En el libro del Genésis se lee que Adán recibió de Dios el encargo de ponerles nombre a las aves y a los animales. Menudo trabajo ése. Imaginemos al pobre hombre -al pobre primer hombre- exprimiéndose la mollera para inventar tantos y tantos nombres de pájaros y bestias. ¿No sería para librarse de esa ímproba tarea que Adán comió de la manzana?
Ahora tenemos más nombres que gente hay sobre el planeta. Yo, que gusto de las palabras porque de ellas vivo, me maravillo al ver cómo para cada cosa hay un vocablo que la designa con absoluta precisión. Seguramente has escuchado los ruidos provenientes del estómago, ruidos que solemos atribuir al hambre. Me están gruñendo las tripas, decimos. Pues bien: hasta esos gruñidos de tripas tienen nombre. Se llaman borborigmos.
Y ¿qué decir de la piel que cuelga del cuello o barba de las personas viejas o que han enflaquecido en demasía? También hay nombre para ese pellejo. Se llama perigallo.
En cierta ocasión le avisaron al alcalde de Jiménez, pequeño lugar de Tamaulipas, que doña Amalia Caballero de Castillo Ledón, prominente señora que destacó en la política y la educación, iba a hacer una visita a ese poblado. Alguien le sugirió al munícipe:
-Sería bueno, señor Presidente, que le entregara usted a doña Amalia las llaves de la ciudad.
-Pos le daré las trancas -contestó el rupestre funcionario-, porque el pueblo no tiene puerta, y llaves menos.
Las tales trancas a que se refería el señor alcalde tienen también su nombre propio: bances.
Y ¿qué es la fárfara?

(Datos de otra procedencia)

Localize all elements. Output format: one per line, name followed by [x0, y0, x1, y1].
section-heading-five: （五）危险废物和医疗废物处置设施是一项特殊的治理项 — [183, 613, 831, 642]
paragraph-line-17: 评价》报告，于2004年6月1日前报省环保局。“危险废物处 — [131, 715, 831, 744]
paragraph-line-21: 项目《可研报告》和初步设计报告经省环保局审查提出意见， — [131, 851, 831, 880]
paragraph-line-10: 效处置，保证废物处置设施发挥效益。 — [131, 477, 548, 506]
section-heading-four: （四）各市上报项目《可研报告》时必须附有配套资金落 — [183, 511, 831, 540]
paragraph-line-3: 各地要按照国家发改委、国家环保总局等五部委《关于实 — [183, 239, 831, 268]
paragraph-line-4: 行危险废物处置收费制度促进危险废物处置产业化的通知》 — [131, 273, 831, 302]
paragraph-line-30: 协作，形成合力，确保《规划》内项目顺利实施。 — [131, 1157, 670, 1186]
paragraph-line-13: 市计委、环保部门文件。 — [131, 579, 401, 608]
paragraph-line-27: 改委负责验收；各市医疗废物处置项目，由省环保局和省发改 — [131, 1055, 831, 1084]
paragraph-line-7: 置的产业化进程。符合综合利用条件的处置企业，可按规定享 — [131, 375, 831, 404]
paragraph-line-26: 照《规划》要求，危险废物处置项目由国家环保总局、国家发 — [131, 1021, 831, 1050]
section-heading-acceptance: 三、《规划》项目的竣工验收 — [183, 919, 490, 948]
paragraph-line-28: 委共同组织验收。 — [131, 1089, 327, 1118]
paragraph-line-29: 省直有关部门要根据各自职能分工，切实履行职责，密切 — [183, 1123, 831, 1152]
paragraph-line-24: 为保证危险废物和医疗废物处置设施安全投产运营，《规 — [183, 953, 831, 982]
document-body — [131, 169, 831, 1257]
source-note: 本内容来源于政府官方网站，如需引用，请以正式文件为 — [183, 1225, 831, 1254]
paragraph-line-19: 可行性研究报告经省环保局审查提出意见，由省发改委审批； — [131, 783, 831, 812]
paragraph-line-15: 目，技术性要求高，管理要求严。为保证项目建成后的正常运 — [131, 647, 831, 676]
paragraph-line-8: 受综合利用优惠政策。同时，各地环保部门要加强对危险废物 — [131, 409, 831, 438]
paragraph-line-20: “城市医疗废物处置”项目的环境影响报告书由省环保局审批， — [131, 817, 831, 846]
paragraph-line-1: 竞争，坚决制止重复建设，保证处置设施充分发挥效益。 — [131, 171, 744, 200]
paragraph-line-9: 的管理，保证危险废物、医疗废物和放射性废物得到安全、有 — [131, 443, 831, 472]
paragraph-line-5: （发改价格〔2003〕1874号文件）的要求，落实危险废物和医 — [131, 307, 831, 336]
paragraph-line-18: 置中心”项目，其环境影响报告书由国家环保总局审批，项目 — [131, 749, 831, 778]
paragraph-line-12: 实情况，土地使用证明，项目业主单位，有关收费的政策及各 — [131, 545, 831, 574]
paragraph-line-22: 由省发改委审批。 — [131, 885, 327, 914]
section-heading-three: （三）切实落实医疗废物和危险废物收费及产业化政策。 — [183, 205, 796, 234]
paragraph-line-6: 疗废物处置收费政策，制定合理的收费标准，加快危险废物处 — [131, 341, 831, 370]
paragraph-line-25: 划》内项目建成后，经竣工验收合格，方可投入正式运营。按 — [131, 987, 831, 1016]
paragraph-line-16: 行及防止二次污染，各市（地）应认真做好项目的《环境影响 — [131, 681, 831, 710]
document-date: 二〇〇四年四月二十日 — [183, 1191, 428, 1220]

Es la telilla que tienen en su interior los huevos de ave. En los de gallina la habrás visto.
Desde luego sonará cursi y pedante quien use tales palabras por vía de lucimiento, y no para citarlas como curiosidad. Pero de vez en cuando esos terminajos sirven. Recordemos el caso de aquella mujer que de continuo estaba poseída por un febril apetito de varón. Lo que sucede -le dijo un facultativo- es que es usted ninfomaníaca. Anóteme la palabra, por favor -le rogó ella-, porque a mí me llaman con otra palabra que tiene bastantes menos letras.
Una última: ¿cómo se llama la actitud del que no quiere trabajar? Hay nombre de resonancias clásicas para eso. Se llama ergofobia, de ergon, trabajo, y fobia, fobia. Pero no nos dejemos deslumbrar por tal voquible. Si alguien nos dice con solemnidad: -Soy ergófobo, respondámosle lisa y llanamente. -¡Qué ergófobo ni qué la chingada! ¡Eres güevón, y punto!.